History

United States
- Name: Nicholas Biddle
- Namesake: Nicholas Biddle
- Owner: War Shipping Administration (WSA)
- Operator: International Freighting Corp.
- Ordered: as type (EC2-S-C1) hull, MCE hull 917
- Awarded: 1 January 1942
- Builder: Bethlehem-Fairfield Shipyard, Baltimore, Maryland
- Cost: $1,045,728
- Yard number: 2067
- Way number: 7
- Laid down: 11 August 1942
- Launched: 22 September 1942
- Sponsored by: Mrs. R.E. Anderson
- Completed: 30 September 1942
- Identification: Call sign: KHNT; ;
- Fate: Laid up in the National Defense Reserve Fleet, Beaumont, Texas, 18 June 1948; Sold for scrapping, 15 March 1962, withdrawn from fleet, 3 April 1962;

General characteristics
- Class & type: Liberty ship; type EC2-S-C1, standard;
- Tonnage: 10,865 LT DWT; 7,176 GRT;
- Displacement: 3,380 long tons (3,434 t) (light); 14,245 long tons (14,474 t) (max);
- Length: 441 feet 6 inches (135 m) oa; 416 feet (127 m) pp; 427 feet (130 m) lwl;
- Beam: 57 feet (17 m)
- Draft: 27 ft 9.25 in (8.4646 m)
- Installed power: 2 × Oil fired 450 °F (232 °C) boilers, operating at 220 psi (1,500 kPa); 2,500 hp (1,900 kW);
- Propulsion: 1 × triple-expansion steam engine, (manufactured by Worthington Pump & Machinery Corp, Harrison, New Jersey); 1 × screw propeller;
- Speed: 11.5 knots (21.3 km/h; 13.2 mph)
- Capacity: 562,608 cubic feet (15,931 m^{3}) (grain); 499,573 cubic feet (14,146 m^{3}) (bale);
- Complement: 38–62 USMM; 21–40 USNAG;
- Armament: Varied by ship; Bow-mounted 3-inch (76 mm)/50-caliber gun; Stern-mounted 4-inch (102 mm)/50-caliber gun; 2–8 × single 20-millimeter (0.79 in) Oerlikon anti-aircraft (AA) cannons and/or,; 2–8 × 37-millimeter (1.46 in) M1 AA guns;

= SS Nicholas Biddle =

Liberty ship of WWII

SS Nicholas Biddle was a Liberty ship built in the United States during World War II. She was named after Nicholas Biddle, an American financier who served as the third and last president of the Second Bank of the United States.
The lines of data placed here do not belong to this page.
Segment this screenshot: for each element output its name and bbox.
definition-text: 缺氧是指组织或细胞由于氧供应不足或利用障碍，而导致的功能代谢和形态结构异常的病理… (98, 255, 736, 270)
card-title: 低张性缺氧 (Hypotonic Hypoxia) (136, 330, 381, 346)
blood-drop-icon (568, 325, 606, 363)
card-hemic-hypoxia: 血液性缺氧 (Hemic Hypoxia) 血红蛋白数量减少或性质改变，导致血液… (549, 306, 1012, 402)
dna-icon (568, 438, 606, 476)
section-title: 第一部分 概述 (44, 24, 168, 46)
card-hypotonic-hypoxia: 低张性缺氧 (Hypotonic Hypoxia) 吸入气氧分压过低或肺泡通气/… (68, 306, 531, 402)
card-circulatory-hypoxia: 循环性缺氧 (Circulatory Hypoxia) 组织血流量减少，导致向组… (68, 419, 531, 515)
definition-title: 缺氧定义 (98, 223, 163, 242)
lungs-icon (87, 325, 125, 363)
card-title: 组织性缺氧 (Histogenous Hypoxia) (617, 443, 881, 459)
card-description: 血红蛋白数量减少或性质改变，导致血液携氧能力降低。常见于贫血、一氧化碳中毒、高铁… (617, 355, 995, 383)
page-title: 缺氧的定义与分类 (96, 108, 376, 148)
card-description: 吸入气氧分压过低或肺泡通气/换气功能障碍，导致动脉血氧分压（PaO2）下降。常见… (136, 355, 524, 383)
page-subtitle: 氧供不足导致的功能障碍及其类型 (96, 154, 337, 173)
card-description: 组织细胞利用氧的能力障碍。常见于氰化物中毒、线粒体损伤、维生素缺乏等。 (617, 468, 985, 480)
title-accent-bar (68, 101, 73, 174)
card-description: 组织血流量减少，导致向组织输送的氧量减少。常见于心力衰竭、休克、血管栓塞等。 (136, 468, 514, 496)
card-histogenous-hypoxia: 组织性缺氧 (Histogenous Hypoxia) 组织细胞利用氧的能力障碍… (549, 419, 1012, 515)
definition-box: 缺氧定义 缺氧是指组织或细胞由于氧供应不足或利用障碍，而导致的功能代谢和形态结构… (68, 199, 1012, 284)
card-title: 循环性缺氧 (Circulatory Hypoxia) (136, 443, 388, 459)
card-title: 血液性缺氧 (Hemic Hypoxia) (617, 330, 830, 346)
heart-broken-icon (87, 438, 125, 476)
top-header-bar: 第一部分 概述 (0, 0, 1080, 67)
He also served in the Pennsylvania General Assembly. He is best known for his role in the Bank War.

==Construction==
Nicholas Biddle was laid down on 11 August 1942, under a Maritime Commission (MARCOM) contract, MCE hull 917, by the Bethlehem-Fairfield Shipyard, Baltimore, Maryland; she was sponsored by Mrs. R.E. Anderson, the wife of MARCOM's director of finance, and was launched on 22 September 1942.

==History==
She was allocated to Seas Shipping Co., Inc., on 30 September 1942. On 15 December 1948, she was laid up in the National Defense Reserve Fleet, Beaumont, Texas. On 15 March 1962, she was sold for scrapping to Commercial Metals Co., for $52,444.44. She was removed from the fleet on 3 April 1962.